The Texas Supreme Court offered some clarity to its stance on conflicting mineral and royalty labels with Temple-Inland Forest Products Corp. v. Henderson Family P’ship, Ltd., 958 S.W.2d 183 (Tex. 1997). The Court used Temple-Inland to address some of the conflicts between French and its prior inconsistent decisions in Watkins and Altman, and offered further insight as to which clauses should be given greater weight when harmonizing conveyance instruments.

In Temple-Inland, the Court interpreted the following reservation language:

In respect to the undivided 1/16 part of and interest in the oil, gas and other minerals retained and reserved by the Grantor…it is understood and agreed that said 1/16 interest is and shall always be a royalty interest, and shall not be charged with any of the costs which the Grantee may incur in [production]; and…the Grantor’s 1/16 royalty interest above referred to shall be delivered free of cost. It is expressly understood that…all drilling operations and development for oil, gas and other minerals…shall be solely at the Grantee’s option and election. [G]rantor shall not be required to join in or ratify any oil and gas mining lease. [G]rantor shall be entitled to none of the bonus money therefor and to no part of the delay rentals.

The Court first stated that its decision in French (somehow) did not overrule Watkins, noting that the key distinction between the two cases was a reference to “royalty acres” in the deed at issue in French. The Court referenced Williams & Meyers § 320.3 as supporting the argument that the owner of 50 royalty acres out of the 32,808.5 acres at issue in French would be entitled to 50/32,808.5 of royalty, and not a fixed 50/32,808.5 royalty interest. The Court conveniently omitted the portions of § 320.3 that discuss alternative views of the definition of a royalty acre, including the suggestion that the conveyance of “50 royalty acres” in a 100 acre tract might be regarded as the equivalent of a 1/2 royalty (or, in the French instance, a fixed 50/32,808.5 royalty interest).

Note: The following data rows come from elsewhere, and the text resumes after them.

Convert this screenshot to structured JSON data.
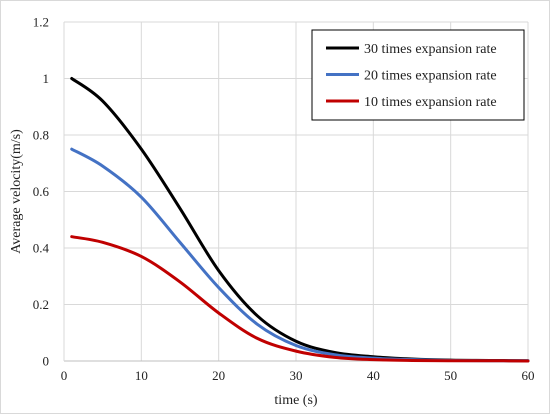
{
  "chart_data": {
    "type": "line",
    "title": "",
    "xlabel": "time (s)",
    "ylabel": "Average velocity(m/s)",
    "xlim": [
      0,
      60
    ],
    "ylim": [
      0,
      1.2
    ],
    "x_ticks": [
      0,
      10,
      20,
      30,
      40,
      50,
      60
    ],
    "y_ticks": [
      0,
      0.2,
      0.4,
      0.6,
      0.8,
      1,
      1.2
    ],
    "x_tick_labels": [
      "0",
      "10",
      "20",
      "30",
      "40",
      "50",
      "60"
    ],
    "y_tick_labels": [
      "0",
      "0.2",
      "0.4",
      "0.6",
      "0.8",
      "1",
      "1.2"
    ],
    "grid": true,
    "legend_position": "top-right",
    "series": [
      {
        "name": "30 times expansion rate",
        "color": "#000000",
        "x": [
          1,
          5,
          10,
          15,
          20,
          25,
          30,
          35,
          40,
          45,
          50,
          55,
          60
        ],
        "y": [
          1.0,
          0.92,
          0.75,
          0.54,
          0.32,
          0.16,
          0.07,
          0.03,
          0.015,
          0.007,
          0.003,
          0.002,
          0.001
        ]
      },
      {
        "name": "20 times expansion rate",
        "color": "#4472c4",
        "x": [
          1,
          5,
          10,
          15,
          20,
          25,
          30,
          35,
          40,
          45,
          50,
          55,
          60
        ],
        "y": [
          0.75,
          0.69,
          0.58,
          0.42,
          0.26,
          0.13,
          0.055,
          0.022,
          0.01,
          0.005,
          0.002,
          0.001,
          0.001
        ]
      },
      {
        "name": "10 times expansion rate",
        "color": "#c00000",
        "x": [
          1,
          5,
          10,
          15,
          20,
          25,
          30,
          35,
          40,
          45,
          50,
          55,
          60
        ],
        "y": [
          0.44,
          0.42,
          0.37,
          0.28,
          0.17,
          0.08,
          0.035,
          0.013,
          0.005,
          0.002,
          0.001,
          0.001,
          0.0
        ]
      }
    ]
  }
}
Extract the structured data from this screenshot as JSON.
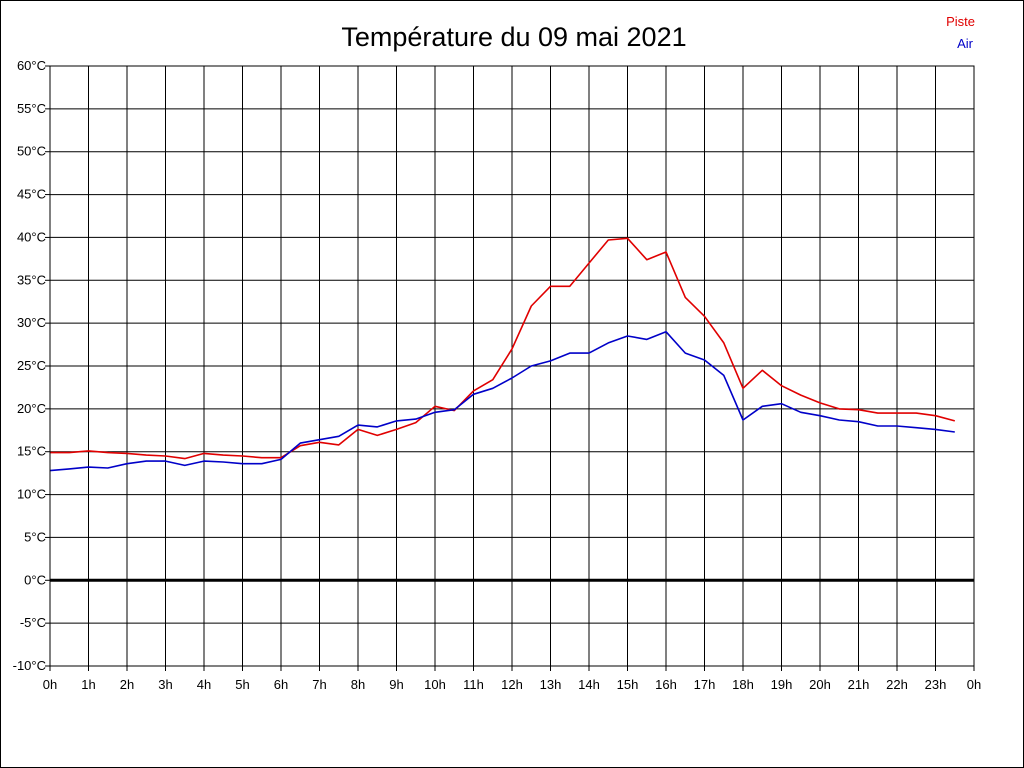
{
  "chart_data": {
    "type": "line",
    "title": "Température du 09 mai 2021",
    "xlabel": "",
    "ylabel": "",
    "ylim": [
      -10,
      60
    ],
    "xlim": [
      0,
      24
    ],
    "grid": true,
    "legend_position": "top-right",
    "y_ticks": [
      -10,
      -5,
      0,
      5,
      10,
      15,
      20,
      25,
      30,
      35,
      40,
      45,
      50,
      55,
      60
    ],
    "y_tick_labels": [
      "-10°C",
      "-5°C",
      "0°C",
      "5°C",
      "10°C",
      "15°C",
      "20°C",
      "25°C",
      "30°C",
      "35°C",
      "40°C",
      "45°C",
      "50°C",
      "55°C",
      "60°C"
    ],
    "x_ticks": [
      0,
      1,
      2,
      3,
      4,
      5,
      6,
      7,
      8,
      9,
      10,
      11,
      12,
      13,
      14,
      15,
      16,
      17,
      18,
      19,
      20,
      21,
      22,
      23,
      24
    ],
    "x_tick_labels": [
      "0h",
      "1h",
      "2h",
      "3h",
      "4h",
      "5h",
      "6h",
      "7h",
      "8h",
      "9h",
      "10h",
      "11h",
      "12h",
      "13h",
      "14h",
      "15h",
      "16h",
      "17h",
      "18h",
      "19h",
      "20h",
      "21h",
      "22h",
      "23h",
      "0h"
    ],
    "x": [
      0,
      0.5,
      1,
      1.5,
      2,
      2.5,
      3,
      3.5,
      4,
      4.5,
      5,
      5.5,
      6,
      6.5,
      7,
      7.5,
      8,
      8.5,
      9,
      9.5,
      10,
      10.5,
      11,
      11.5,
      12,
      12.5,
      13,
      13.5,
      14,
      14.5,
      15,
      15.5,
      16,
      16.5,
      17,
      17.5,
      18,
      18.5,
      19,
      19.5,
      20,
      20.5,
      21,
      21.5,
      22,
      22.5,
      23,
      23.5
    ],
    "series": [
      {
        "name": "Piste",
        "color": "#e00000",
        "values": [
          14.9,
          14.9,
          15.1,
          14.9,
          14.8,
          14.6,
          14.5,
          14.2,
          14.8,
          14.6,
          14.5,
          14.3,
          14.3,
          15.7,
          16.1,
          15.8,
          17.6,
          16.9,
          17.6,
          18.4,
          20.3,
          19.8,
          22.1,
          23.4,
          27.0,
          32.0,
          34.3,
          34.3,
          37.0,
          39.7,
          39.9,
          37.4,
          38.3,
          33.0,
          30.8,
          27.7,
          22.4,
          24.5,
          22.7,
          21.6,
          20.7,
          20.0,
          19.9,
          19.5,
          19.5,
          19.5,
          19.2,
          18.6
        ]
      },
      {
        "name": "Air",
        "color": "#0000c8",
        "values": [
          12.8,
          13.0,
          13.2,
          13.1,
          13.6,
          13.9,
          13.9,
          13.4,
          13.9,
          13.8,
          13.6,
          13.6,
          14.1,
          16.0,
          16.4,
          16.8,
          18.1,
          17.9,
          18.6,
          18.8,
          19.6,
          19.9,
          21.7,
          22.4,
          23.6,
          25.0,
          25.6,
          26.5,
          26.5,
          27.7,
          28.5,
          28.1,
          29.0,
          26.5,
          25.7,
          23.9,
          18.7,
          20.3,
          20.6,
          19.6,
          19.2,
          18.7,
          18.5,
          18.0,
          18.0,
          17.8,
          17.6,
          17.3
        ]
      }
    ]
  }
}
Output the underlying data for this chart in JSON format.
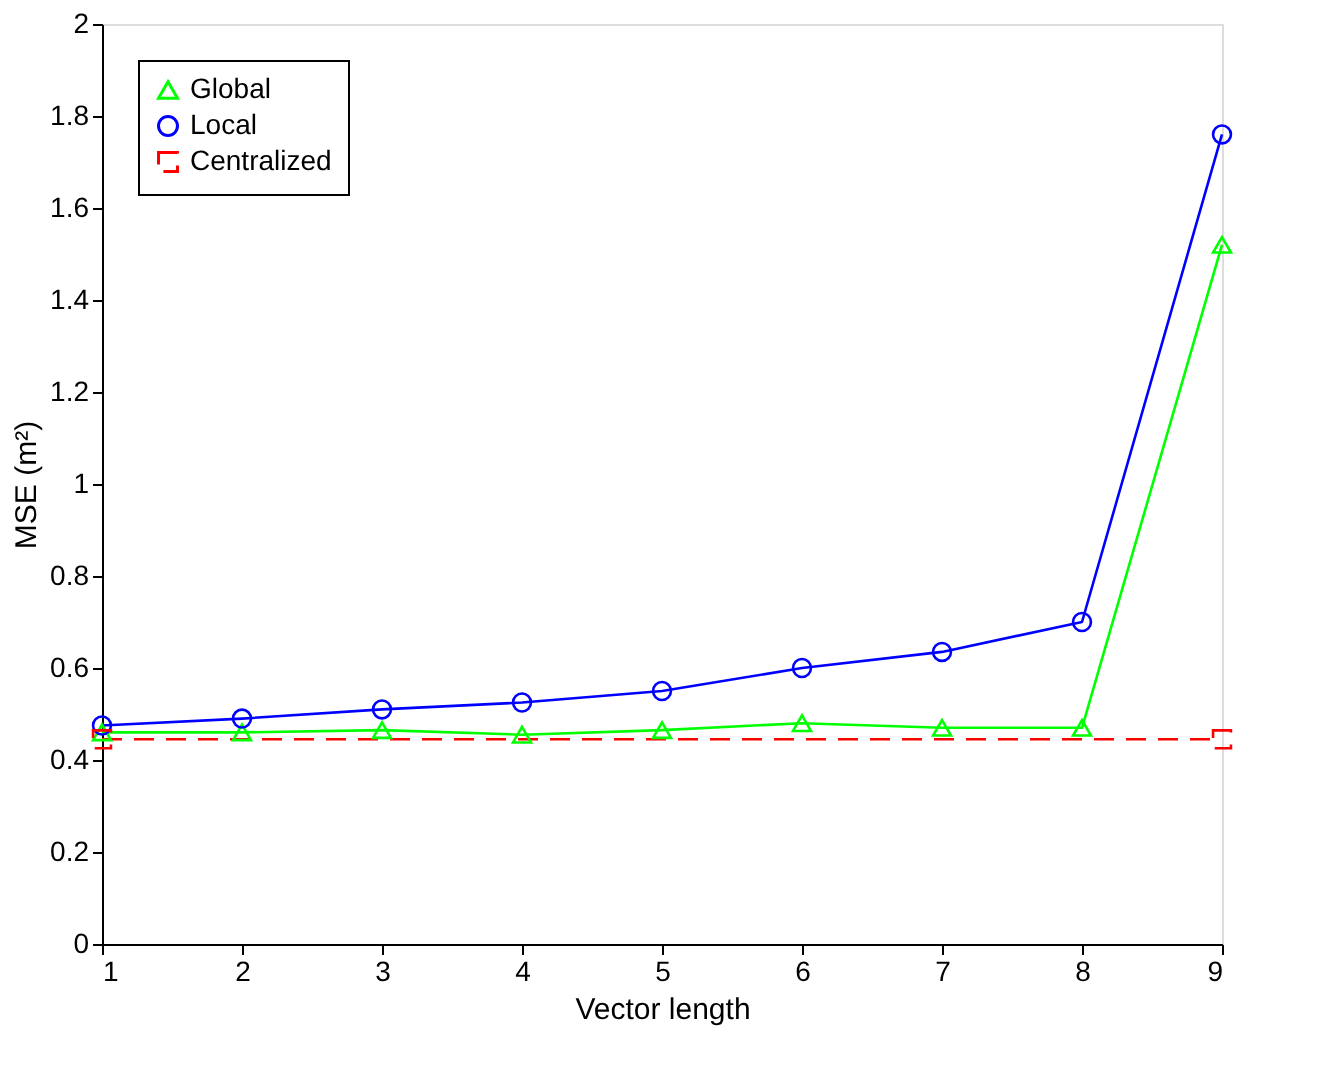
{
  "chart_data": {
    "type": "line",
    "xlabel": "Vector length",
    "ylabel": "MSE (m²)",
    "xlim": [
      1,
      9
    ],
    "xticks": [
      1,
      2,
      3,
      4,
      5,
      6,
      7,
      8,
      9
    ],
    "ylim": [
      0,
      2
    ],
    "yticks": [
      0,
      0.2,
      0.4,
      0.6,
      0.8,
      1,
      1.2,
      1.4,
      1.6,
      1.8,
      2
    ],
    "grid": false,
    "legend": "top left",
    "series": [
      {
        "name": "Global",
        "color": "#00ff00",
        "marker": "triangle",
        "line_style": "solid",
        "x": [
          1,
          2,
          3,
          4,
          5,
          6,
          7,
          8,
          9
        ],
        "values": [
          0.46,
          0.46,
          0.465,
          0.455,
          0.465,
          0.48,
          0.47,
          0.47,
          1.52
        ]
      },
      {
        "name": "Local",
        "color": "#0000ff",
        "marker": "circle",
        "line_style": "solid",
        "x": [
          1,
          2,
          3,
          4,
          5,
          6,
          7,
          8,
          9
        ],
        "values": [
          0.475,
          0.49,
          0.51,
          0.525,
          0.55,
          0.6,
          0.635,
          0.7,
          1.76
        ]
      },
      {
        "name": "Centralized",
        "color": "#ff0000",
        "marker": "square",
        "line_style": "dashed",
        "x": [
          1,
          9
        ],
        "values": [
          0.445,
          0.445
        ]
      }
    ]
  }
}
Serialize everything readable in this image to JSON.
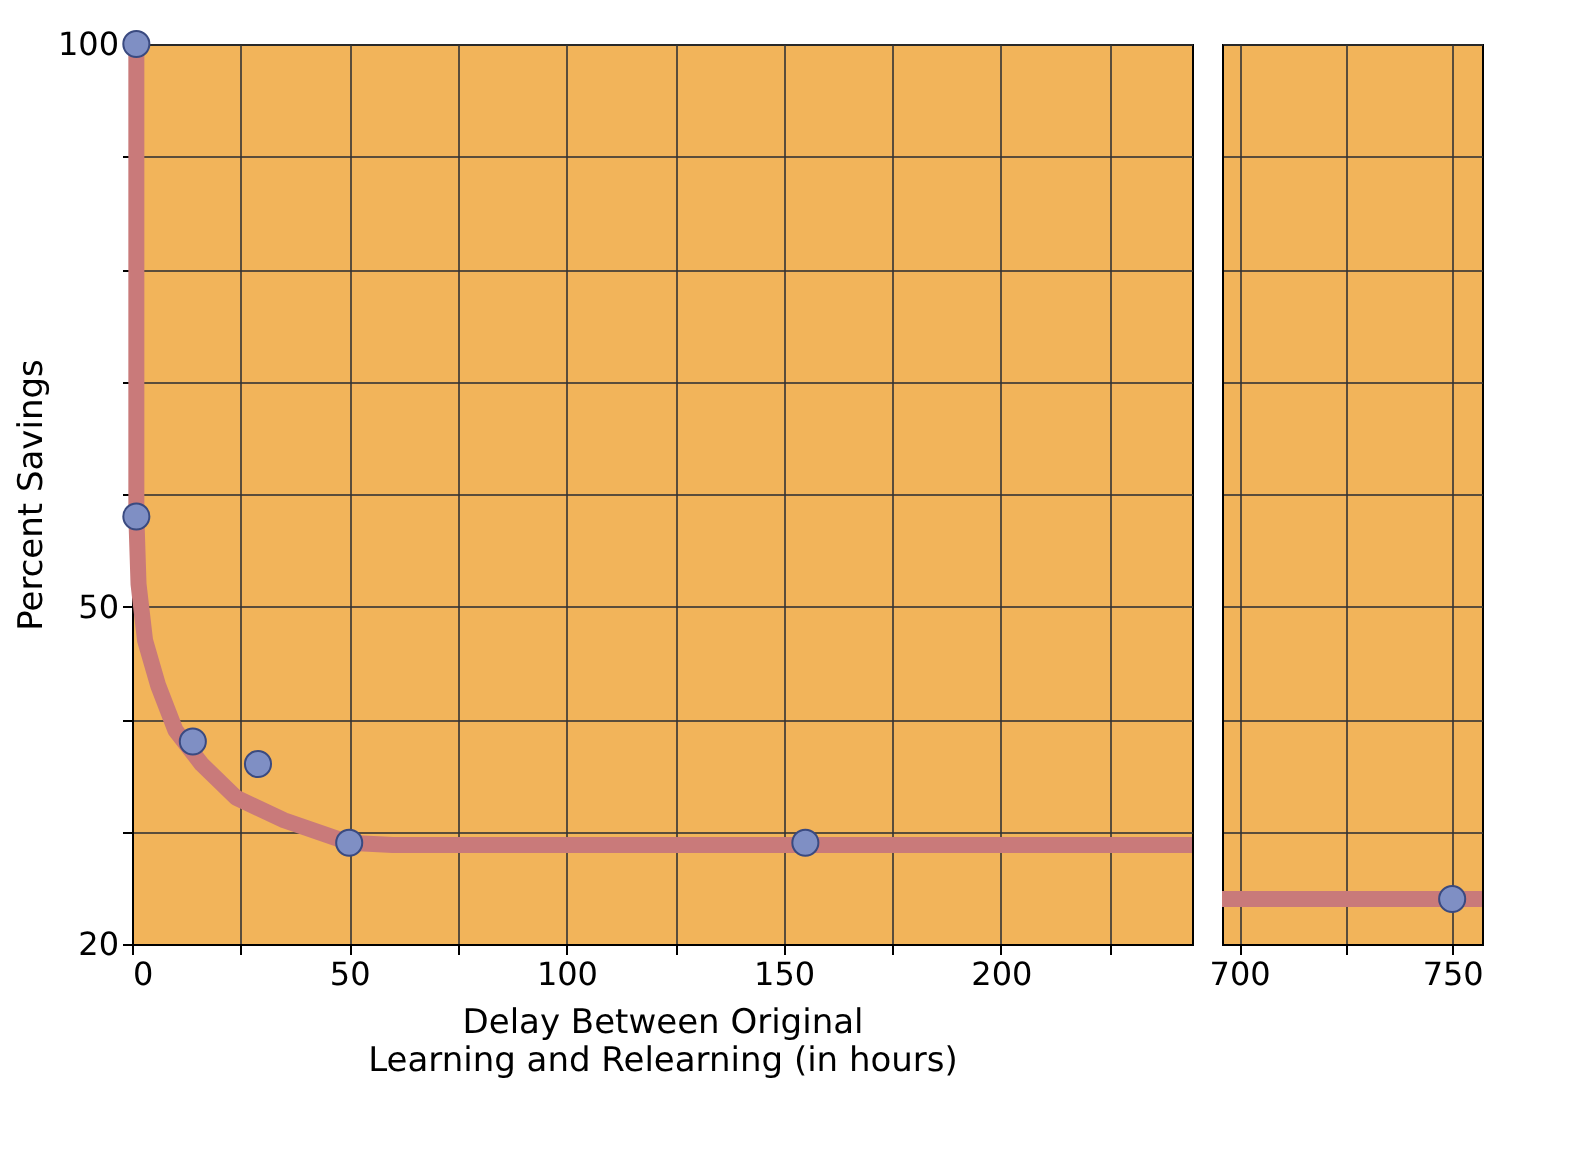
{
  "chart_data": [
    {
      "type": "line",
      "ylabel": "Percent Savings",
      "xlabel": "Delay Between Original\nLearning and Relearning (in hours)",
      "xlim": [
        0,
        244
      ],
      "xticks": [
        0,
        {
          "value": 25,
          "label": null
        },
        50,
        {
          "value": 75,
          "label": null
        },
        100,
        {
          "value": 125,
          "label": null
        },
        150,
        {
          "value": 175,
          "label": null
        },
        200,
        {
          "value": 225,
          "label": null
        }
      ],
      "ylim": [
        20,
        100
      ],
      "yticks": [
        20,
        {
          "value": 30,
          "label": null
        },
        {
          "value": 40,
          "label": null
        },
        50,
        {
          "value": 60,
          "label": null
        },
        {
          "value": 70,
          "label": null
        },
        {
          "value": 80,
          "label": null
        },
        {
          "value": 90,
          "label": null
        },
        100
      ],
      "grid": true,
      "series": [
        {
          "color": "#c97a7a",
          "x": [
            1,
            1,
            1.5,
            3,
            6,
            10,
            16,
            24,
            35,
            50,
            60,
            244
          ],
          "values": [
            100,
            58,
            52,
            47,
            43,
            39,
            36,
            33,
            31,
            29,
            28.8,
            28.8
          ]
        },
        {
          "type": "scatter",
          "color": "#7f8fc4",
          "x": [
            1,
            1,
            14,
            29,
            50,
            155
          ],
          "values": [
            100,
            58,
            38,
            36,
            29,
            29
          ]
        }
      ]
    },
    {
      "type": "line",
      "tick_labels": "x",
      "xlim": [
        696,
        757
      ],
      "xticks": [
        700,
        {
          "value": 725,
          "label": null
        },
        750
      ],
      "ylim": [
        20,
        100
      ],
      "yticks": [
        20,
        {
          "value": 30,
          "label": null
        },
        {
          "value": 40,
          "label": null
        },
        50,
        {
          "value": 60,
          "label": null
        },
        {
          "value": 70,
          "label": null
        },
        {
          "value": 80,
          "label": null
        },
        {
          "value": 90,
          "label": null
        },
        100
      ],
      "grid": true,
      "series": [
        {
          "color": "#c97a7a",
          "x": [
            696,
            757
          ],
          "values": [
            24,
            24
          ]
        },
        {
          "type": "scatter",
          "color": "#7f8fc4",
          "x": [
            750
          ],
          "values": [
            24
          ]
        }
      ]
    }
  ]
}
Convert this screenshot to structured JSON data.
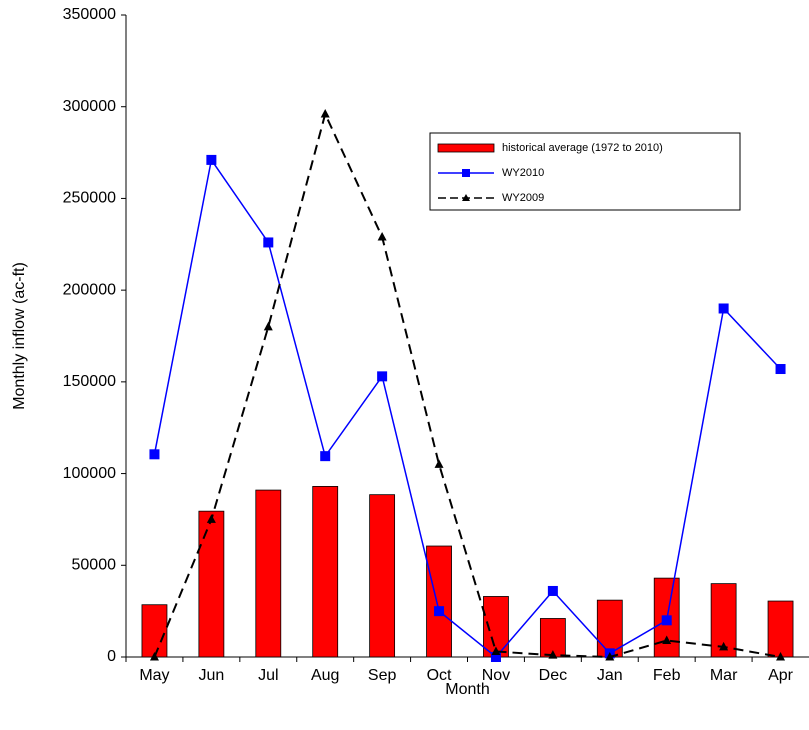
{
  "chart_data": {
    "type": "bar",
    "xlabel": "Month",
    "ylabel": "Monthly inflow (ac-ft)",
    "categories": [
      "May",
      "Jun",
      "Jul",
      "Aug",
      "Sep",
      "Oct",
      "Nov",
      "Dec",
      "Jan",
      "Feb",
      "Mar",
      "Apr"
    ],
    "series": [
      {
        "name": "historical average (1972 to 2010)",
        "type": "bar",
        "color": "#ff0000",
        "values": [
          28500,
          79500,
          91000,
          93000,
          88500,
          60500,
          33000,
          21000,
          31000,
          43000,
          40000,
          30500
        ]
      },
      {
        "name": "WY2010",
        "type": "line",
        "color": "#0000ff",
        "marker": "square",
        "values": [
          110500,
          271000,
          226000,
          109500,
          153000,
          25000,
          0,
          36000,
          2000,
          20000,
          190000,
          157000
        ]
      },
      {
        "name": "WY2009",
        "type": "line",
        "color": "#000000",
        "marker": "triangle",
        "dashed": true,
        "values": [
          0,
          75000,
          180000,
          296000,
          229000,
          105000,
          3000,
          1000,
          0,
          9000,
          5500,
          0
        ]
      }
    ],
    "ylim": [
      0,
      350000
    ],
    "yticks": [
      0,
      50000,
      100000,
      150000,
      200000,
      250000,
      300000,
      350000
    ],
    "grid": false,
    "legend": "upper right"
  }
}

The Court further noted that in Temple-Inland, (i) the deeds at issue used the word “royalty” no less than six times, and (ii) the reserved interest was stated to be free of exploration and production costs. In the Court’s view, the liberal use of the royalty label and the fact that a royalty interest, unlike a mineral interest, bears no exploration and production costs, were sufficient to create a royalty interest despite stripping elements of the bundle of sticks just like in French. The Court also clarified that in order to create a royalty interest, it is not necessary to state that the interest being created or reserved come from “actual production”, a misunderstanding created by the Court’s previous focus on such language in Watkins. If the reader finds this judicial landscape frustratingly uncertain and lacking in hardline black letter rules, then this post has been successful, and the reader is now better suited to oil and gas conveyance interpretation in Texas.

For drafting attorneys, the key takeaways from the above cases include the following: (i) do not include conflicting mineral and royalty labels; (ii) when drafting a fixed NPRI conveyance, do not strip away all the remaining elements of the mineral estate, but instead state that the interest shall be a royalty interest; (iii) stating that an interest will bear no cost goes a long way toward effectively describing a royalty interest; and (iv) stating that an interest is from actual production is not necessary to create a royalty interest.

For landmen and title attorneys, who will almost never encounter the exact conveyance or reservation language found in case law, the key takeaways from the above cases include the following: (i) the Texas Supreme Court can be inconsistent in its decisions; (ii) when harmonizing the four corners of an instrument, not all clauses will be harmonized equally; and (iii) if there is a doubt as to the interpretation of an instrument of conveyance, there is no doubt that it is time to either understand and accept the business risk involved with the particular instrument or take curative action.